Die Mitte möchte auch in den Beziehungen Schweiz-EU eine dauerhaftere Lösung. «Wir wollen den bilateralen Weg fortsetzen, zu dem sich das Volk mehrmals entschieden hat.» Diese Beziehungen müssten jedoch Garantien in Bezug auf Löhne und sozialen Schutz bieten. Maxime Marteil sagt: «Die Partei ist offen für eine sektiorielle Übernahme europäischen Rechts, die im Interesse der Schweiz liegt.»
Kulturelle Ausstrahlung
Die Partei spricht sich für die Medien für die Fünfte Schweiz aus. «Sie sind unerlässlich für die Meinungsbildung und die Ausübung der politischen Rechte. Wir unterstützen diese Art von Service public», sagt Marteil. Dasselbe gilt für die Schweizer Verbünde im Ausland (swissnex, Schweizer Schulen). «Sollten sie mangels Finanzierung gefährdet sein, wären wir bereit, eine Stärkung ihrer Position zu prüfen.»

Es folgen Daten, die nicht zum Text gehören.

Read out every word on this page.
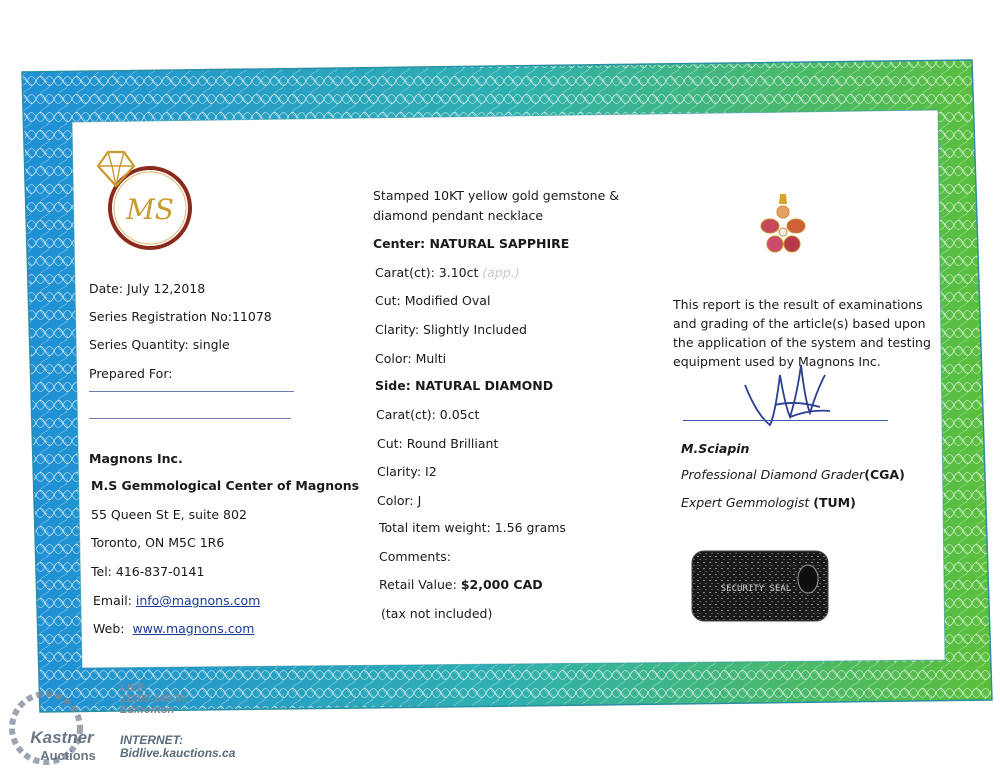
MS
Date: July 12,2018
Series Registration No:11078
Series Quantity: single
Prepared For:
Magnons Inc.
M.S Gemmological Center of Magnons
55 Queen St E, suite 802
Toronto, ON M5C 1R6
Tel: 416-837-0141
Email: info@magnons.com
Web: www.magnons.com
Stamped 10KT yellow gold gemstone &
diamond pendant necklace
Center: NATURAL SAPPHIRE
Carat(ct): 3.10ct (app.)
Cut: Modified Oval
Clarity: Slightly Included
Color: Multi
Side: NATURAL DIAMOND
Carat(ct): 0.05ct
Cut: Round Brilliant
Clarity: I2
Color: J
Total item weight: 1.56 grams
Comments:
Retail Value: $2,000 CAD
(tax not included)
This report is the result of examinations
and grading of the article(s) based upon
the application of the system and testing
equipment used by Magnons Inc.
M.Sciapin
Professional Diamond Grader(CGA)
Expert Gemmologist (TUM)
SECURITY SEAL
Kastner
Auctions
LIVE:
11205-149 St.
Edmonton
INTERNET:
Bidlive.kauctions.ca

- Fusion geglückt: Zu Beginn schien unklar, ob die Fusion zwischen CVP und BDP überhaupt zustande kommen würde; in gewissen Kantonen wirkten die Differenzen unüberwindbar. Doch der Parteiführung ist die Fusion gelungen. In der Partei herrscht Aufbruchstimmung.
- Negativtrend gestoppt: Über Jahre verlor die CVP und seit 2020 die Mitte Sitze bei den kantonalen Wahlen. In diesem Jahr gelangen ihr aber in Zürich und im Baselbiet Sitzgewinne. Damit blickt die Partei zuversichtlicher auf die nationalen Wahlen.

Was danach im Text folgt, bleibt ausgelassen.